JNJ stock issued its most recent dividend hike in May, when its quarterly payment climbed from $0.75 to $0.80. In the last 50 years, the S&P 500 has produced a total return of 1,880%. In that same time, JNJ’s total return is a staggering 4,800%.
In recent years, the dividend stock has shown no signs of slowing down. JNJ’s total return in the last decade is 94%, significantly greater than the S&P 500’s return of 70%.
The Coca-Cola Co (KO)
Not to be outdone, The Coca-Cola Co (NYSE:KO) stock has its own streak of 54 years of consecutive dividend hikes. In addition to Coca-Cola Classic, KO owns 19 other billion-dollar drink brands, including Dasani, Sprite, Powerade and Minute Maid.
KO’s current yield is 3.2%, including its most recent quarterly dividend hike from $0.33 to $0.35 in March. KO stock has returned 3,050% in the past 50 years and 99% in the last 10 years. The company’s remarkable consistency has even caught the eye of Warren Buffett, one of the dividend stock’s largest investors.
Lowe’s Companies, Inc. (LOW)
When Lowe’s Companies, Inc. (NYSE:LOW) stock upped its quarterly dividend from $0.28 to $0.35 in July, it marked the company’s 53rd consecutive year of higher dividends. Today, LOW yields 1.7%.
In the past 50 years, LOW stock has been one of the top performers in the market, producing a total return of 15,980%. Over the last decade, the dividend stock has returned 195%.
Remarkably, LOW’s net income is down 18% in the last decade, but the company has reduced its share count via buyouts by about 5% per year in that time.
3M Co (MMM)
3M Co (NYSE:MMM) was founded 114 years ago, and it has upped its dividend payment for each of the last 58 years: MMM recently upped its dividend from $1.025 to $1.11 in February. The stock currently yields 2.5%.

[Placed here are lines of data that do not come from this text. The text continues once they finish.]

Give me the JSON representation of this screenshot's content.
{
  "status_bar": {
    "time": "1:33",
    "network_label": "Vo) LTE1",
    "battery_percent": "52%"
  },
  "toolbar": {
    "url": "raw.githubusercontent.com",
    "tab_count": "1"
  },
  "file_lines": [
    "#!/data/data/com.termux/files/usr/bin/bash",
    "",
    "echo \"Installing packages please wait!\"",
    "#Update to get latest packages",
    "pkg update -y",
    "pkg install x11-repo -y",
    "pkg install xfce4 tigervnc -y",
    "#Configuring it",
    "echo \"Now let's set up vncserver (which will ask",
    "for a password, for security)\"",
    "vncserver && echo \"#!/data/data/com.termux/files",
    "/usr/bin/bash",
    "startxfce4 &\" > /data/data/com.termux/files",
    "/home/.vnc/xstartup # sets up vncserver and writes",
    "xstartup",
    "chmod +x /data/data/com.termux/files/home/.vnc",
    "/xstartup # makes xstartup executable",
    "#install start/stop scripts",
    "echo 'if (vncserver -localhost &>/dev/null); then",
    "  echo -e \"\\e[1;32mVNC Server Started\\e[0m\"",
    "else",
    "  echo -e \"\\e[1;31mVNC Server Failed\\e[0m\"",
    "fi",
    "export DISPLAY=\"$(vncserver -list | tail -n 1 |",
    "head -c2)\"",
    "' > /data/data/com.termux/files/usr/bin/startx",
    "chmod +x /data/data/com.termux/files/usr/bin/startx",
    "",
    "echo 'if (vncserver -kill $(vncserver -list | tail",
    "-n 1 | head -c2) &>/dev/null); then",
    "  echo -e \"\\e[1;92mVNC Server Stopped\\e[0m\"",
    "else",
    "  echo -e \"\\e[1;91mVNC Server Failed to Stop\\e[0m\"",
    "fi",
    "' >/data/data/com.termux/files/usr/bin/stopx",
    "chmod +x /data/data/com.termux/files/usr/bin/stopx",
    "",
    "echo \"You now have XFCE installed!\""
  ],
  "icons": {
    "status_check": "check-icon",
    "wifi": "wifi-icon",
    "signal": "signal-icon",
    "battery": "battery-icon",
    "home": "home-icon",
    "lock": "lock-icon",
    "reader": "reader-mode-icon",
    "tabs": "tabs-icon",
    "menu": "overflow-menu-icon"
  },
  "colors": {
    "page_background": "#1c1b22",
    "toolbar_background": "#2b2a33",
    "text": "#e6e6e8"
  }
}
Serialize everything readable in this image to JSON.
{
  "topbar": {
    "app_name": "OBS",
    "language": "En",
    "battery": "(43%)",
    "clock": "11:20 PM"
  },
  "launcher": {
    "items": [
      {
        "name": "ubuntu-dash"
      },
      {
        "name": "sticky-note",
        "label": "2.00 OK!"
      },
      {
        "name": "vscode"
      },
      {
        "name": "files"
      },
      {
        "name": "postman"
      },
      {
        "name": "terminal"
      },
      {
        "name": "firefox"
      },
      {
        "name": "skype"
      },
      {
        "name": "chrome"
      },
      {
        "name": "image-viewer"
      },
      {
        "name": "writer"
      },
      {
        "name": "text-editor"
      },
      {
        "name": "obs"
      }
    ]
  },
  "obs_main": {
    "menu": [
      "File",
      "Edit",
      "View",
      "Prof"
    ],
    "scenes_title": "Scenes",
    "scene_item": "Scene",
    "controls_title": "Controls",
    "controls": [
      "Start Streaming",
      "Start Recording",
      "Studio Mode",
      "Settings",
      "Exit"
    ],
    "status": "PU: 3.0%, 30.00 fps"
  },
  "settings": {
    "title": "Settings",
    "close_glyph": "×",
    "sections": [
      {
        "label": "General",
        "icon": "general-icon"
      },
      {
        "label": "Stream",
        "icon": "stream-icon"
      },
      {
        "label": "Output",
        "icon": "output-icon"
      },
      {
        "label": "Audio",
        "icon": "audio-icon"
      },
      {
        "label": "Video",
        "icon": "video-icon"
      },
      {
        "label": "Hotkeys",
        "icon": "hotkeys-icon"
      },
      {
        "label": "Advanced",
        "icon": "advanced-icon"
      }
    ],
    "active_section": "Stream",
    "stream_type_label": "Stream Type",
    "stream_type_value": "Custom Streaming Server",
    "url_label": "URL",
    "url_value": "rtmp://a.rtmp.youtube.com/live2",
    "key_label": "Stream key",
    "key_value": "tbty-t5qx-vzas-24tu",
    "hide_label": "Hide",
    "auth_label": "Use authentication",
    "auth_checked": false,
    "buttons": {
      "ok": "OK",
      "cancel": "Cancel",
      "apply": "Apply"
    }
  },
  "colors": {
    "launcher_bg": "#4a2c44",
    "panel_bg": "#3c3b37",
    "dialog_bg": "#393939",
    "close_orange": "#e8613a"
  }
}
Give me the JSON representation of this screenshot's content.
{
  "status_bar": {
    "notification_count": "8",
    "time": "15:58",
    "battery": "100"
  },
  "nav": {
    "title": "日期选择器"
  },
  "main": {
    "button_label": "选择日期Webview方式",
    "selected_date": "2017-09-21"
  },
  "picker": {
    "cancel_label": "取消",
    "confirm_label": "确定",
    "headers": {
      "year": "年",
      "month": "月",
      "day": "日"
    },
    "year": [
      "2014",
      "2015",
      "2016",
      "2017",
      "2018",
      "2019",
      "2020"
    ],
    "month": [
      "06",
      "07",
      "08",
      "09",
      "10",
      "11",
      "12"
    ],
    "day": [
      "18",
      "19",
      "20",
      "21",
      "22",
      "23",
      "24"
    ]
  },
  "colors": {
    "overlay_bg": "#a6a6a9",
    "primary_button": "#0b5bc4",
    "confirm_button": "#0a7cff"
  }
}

In the past 50 years, MMM stock has produced a total return of 1,760%. Even after that impressive run, MMM is one of the top dividend stocks in the market in 2016, up 18% year-to-date.
Proctor & Gamble Co (PG)
All of the stocks mentioned above have impressive histories of dividend hikes. However, Proctor & Gamble Co (NYSE:PG) is the only stock among the group that currently has a streak of 60 consecutive years of dividend hikes.
PG is the owner of household brands like Crest, Tide, Pampers, Head & Shoulders and Gillette.
The stock’s most recent dividend hike came in April when it upped its quarterly payment from $0.6629 to $0.6695.
PG has been one of the superstar dividend stocks of the last 50 years and has produced a total return of 2,710% in that time.
As of this writing, Wayne Duggan did not hold a position in any of the aforementioned securities.